La résilience est un processus, un espoir. La résilience est une forme d’acceptation de notre vulnérabilité. La résilience est une promesse : celle de ne pas avancer seule.
« La résilience n’est pas un catalogue de qualités que posséderait un individu. C’est un processus qui, de la naissance à la mort, nous tricote sans cesse avec notre entourage. »
Boris Cyrulnik
La résilience n’est pas non plus une guérison “une bonne fois pour toutes”. La résilience est comme une cicatrice. La résilience n’exclut ni la colère, ni le découragement.

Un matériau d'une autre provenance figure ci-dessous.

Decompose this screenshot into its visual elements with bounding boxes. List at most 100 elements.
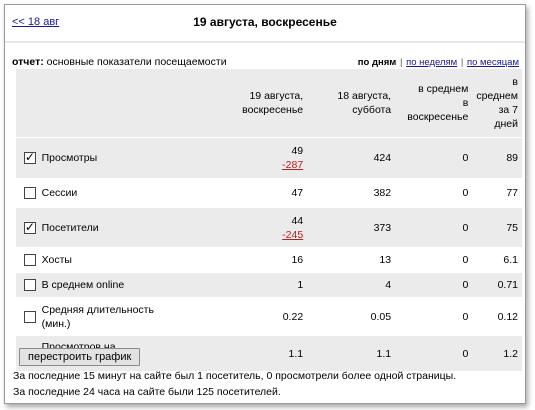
- header-week-line1: в: [512, 76, 518, 88]
- stats-window: << 18 авг 19 августа, воскресенье отчет:…: [4, 4, 526, 404]
- row-label: Хосты: [37, 247, 218, 273]
- row-checkbox-cell: [16, 247, 38, 273]
- row-label: Сессии: [37, 178, 218, 208]
- period-by-day[interactable]: по дням: [357, 57, 397, 68]
- row-value-week-avg: 89: [472, 137, 522, 179]
- row-value-week-avg: 6.1: [472, 247, 522, 273]
- period-by-week[interactable]: по неделям: [406, 57, 458, 68]
- row-value-week-avg: 0.71: [472, 272, 522, 298]
- row-value-yesterday: 373: [307, 207, 396, 248]
- period-by-month[interactable]: по месяцам: [466, 57, 519, 68]
- header-yesterday-line1: 18 августа,: [337, 90, 392, 102]
- row-checkbox[interactable]: [23, 254, 36, 267]
- row-checkbox-cell: [16, 297, 38, 336]
- period-separator: |: [460, 57, 464, 68]
- row-value-yesterday: 1.1: [307, 335, 396, 372]
- header-today-line2: воскресенье: [242, 104, 304, 116]
- report-prefix: отчет:: [12, 56, 44, 68]
- row-checkbox[interactable]: [23, 150, 36, 165]
- report-name: основные показатели посещаемости: [43, 56, 227, 68]
- row-today-cell: 1: [217, 272, 308, 298]
- row-value-week-avg: 77: [472, 178, 522, 208]
- header-bar: << 18 авг 19 августа, воскресенье: [5, 5, 525, 43]
- row-label-line: (мин.): [41, 317, 71, 330]
- header-yesterday: 18 августа, суббота: [307, 69, 396, 138]
- row-label: Средняя длительность (мин.): [37, 297, 218, 336]
- row-value-yesterday: 382: [307, 178, 396, 208]
- row-value-today: 0.22: [282, 310, 304, 323]
- row-value-today: 1.1: [288, 347, 304, 360]
- header-today-line1: 19 августа,: [249, 90, 304, 102]
- row-value-average: 0: [395, 297, 473, 336]
- header-average-line2: в: [462, 97, 469, 109]
- table-row: Средняя длительность (мин.) 0.22 0.05 0 0.12: [16, 297, 522, 336]
- period-switch: по дням | по неделям | по месяцам: [358, 57, 519, 68]
- row-label: В среднем online: [37, 272, 218, 298]
- row-label-line: Сессии: [41, 187, 78, 199]
- row-today-cell: 16: [217, 247, 308, 273]
- row-value-today: 16: [291, 254, 304, 266]
- row-checkbox[interactable]: [23, 310, 36, 323]
- header-yesterday-line2: суббота: [352, 104, 392, 116]
- table-row: Хосты 16 13 0 6.1: [16, 247, 522, 273]
- row-checkbox[interactable]: [23, 187, 36, 200]
- row-label: Просмотры: [37, 137, 218, 179]
- page-title: 19 августа, воскресенье: [193, 15, 337, 29]
- row-label-line: Хосты: [41, 254, 72, 266]
- row-value-yesterday: 4: [307, 272, 396, 298]
- row-diff-today[interactable]: -245: [282, 228, 304, 241]
- row-value-average: 0: [395, 207, 473, 248]
- row-value-average: 0: [395, 247, 473, 273]
- header-checkbox-spacer: [16, 69, 38, 138]
- header-week-line3: за 7 дней: [494, 104, 518, 130]
- prev-day-link[interactable]: << 18 авг: [12, 16, 60, 28]
- row-value-week-avg: 75: [472, 207, 522, 248]
- row-value-week-avg: 1.2: [472, 335, 522, 372]
- row-checkbox-cell: [16, 137, 38, 179]
- header-week-avg: в среднем за 7 дней: [472, 69, 522, 138]
- row-today-cell: 49 -287: [217, 137, 308, 179]
- row-value-today: 44: [291, 214, 304, 227]
- row-label: Посетители: [37, 207, 218, 248]
- row-today-cell: 44 -245: [217, 207, 308, 248]
- header-average: в среднем в воскресенье: [395, 69, 473, 138]
- table-row: В среднем online 1 4 0 0.71: [16, 272, 522, 298]
- row-today-cell: 0.22: [217, 297, 308, 336]
- row-label-line: В среднем online: [41, 279, 125, 291]
- footnote-15min: За последние 15 минут на сайте был 1 пос…: [13, 370, 457, 382]
- row-value-week-avg: 0.12: [472, 297, 522, 336]
- header-today: 19 августа, воскресенье: [217, 69, 308, 138]
- period-separator: |: [399, 57, 403, 68]
- row-diff-today[interactable]: -287: [282, 159, 304, 171]
- header-average-line3: воскресенье: [407, 111, 469, 123]
- row-value-today: 1: [297, 279, 304, 291]
- row-value-yesterday: 424: [307, 137, 396, 179]
- row-checkbox-cell: [16, 207, 38, 248]
- row-value-average: 0: [395, 178, 473, 208]
- row-today-cell: 1.1: [217, 335, 308, 372]
- report-description: отчет: основные показатели посещаемости: [12, 56, 227, 68]
- header-average-line1: в среднем: [418, 83, 469, 95]
- row-value-average: 0: [395, 272, 473, 298]
- row-value-today: 49: [291, 145, 304, 157]
- row-today-cell: 47: [217, 178, 308, 208]
- row-value-average: 0: [395, 335, 473, 372]
- row-value-today: 47: [291, 187, 304, 199]
- stats-header-row: 19 августа, воскресенье 18 августа, субб…: [16, 69, 522, 138]
- row-checkbox[interactable]: [23, 220, 36, 234]
- row-label-line: Посетители: [41, 221, 99, 234]
- footnote-24h: За последние 24 часа на сайте были 125 п…: [13, 386, 281, 398]
- header-week-line2: среднем: [476, 90, 518, 102]
- row-checkbox-cell: [16, 178, 38, 208]
- row-label-line: Просмотры: [41, 152, 98, 164]
- row-checkbox[interactable]: [23, 279, 36, 292]
- row-value-yesterday: 0.05: [307, 297, 396, 336]
- row-value-yesterday: 13: [307, 247, 396, 273]
- stats-table: 19 августа, воскресенье 18 августа, субб…: [16, 69, 522, 372]
- row-value-average: 0: [395, 137, 473, 179]
- rebuild-chart-button[interactable]: перестроить график: [19, 348, 141, 366]
- header-label-spacer: [37, 69, 218, 138]
- table-row: Сессии 47 382 0 77: [16, 178, 522, 208]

« Nous portons les cicatrices de nos blessures. À nous de les honorer, car elles disent aussi que nous avons survécu et qu’elles nous ont rendus plus forts ou plus lucides. »
Jacques Salomé
Accepter cette colère en soi, trouver des moyens de l’exprimer, c’est une première étape.
- On peut en parler à quelqu’un
- On peut écrire ce que l’on ressent et brûler le papier
- On peut aller crier dans la forêt ou dans sa voiture (à l’arrêt et fenêtres fermées !)
Christian Bobin, le grand poète français, écrivait :
« Ce qui ne va pas danser au bord des lèvres s’en va hurler au fond de l’âme. »
C’est là toute l’utilité des groupes de parole à l’intention des personnes aidantes : ils permettent de partager avec d’autres personnes qui comprennent vraiment ce que l’on vit.
C’est là, aussi, toute l’utilité de la plateforme que nous avons imaginée pour toi, Fabuleuse aidante qui t’es inscrite au programme gratuit de “La Pause douceur” et qui peux échanger avec d’autres Fabuleuses sur une plateforme dédiée.
Ce vécu des hauts et des bas qui fait le quotidien d’une personne aidante provoque des émotions diverses, qui sont d’abord à accepter.
- Il y a la colère, mais aussi la peur — la peur de l’inconnu, la peur de ne pas pouvoir faire face aux “crises”, la peur du futur.
- Il y a aussi la tristesse, face à la détérioration de l’état de santé du proche que l’on aide, face à l’absence de “progrès” de l’enfant handicapé, face à la maladie qui évolue négativement malgré les traitements lourds, comme cela arrive avec le cancer.
Cette tristesse, j’en parlerai prochainement et de façon plus spécifique : je parlerai du “deuil blanc” qui touche ceux qui accompagnent un proche atteint de la maladie d’Alzheimer.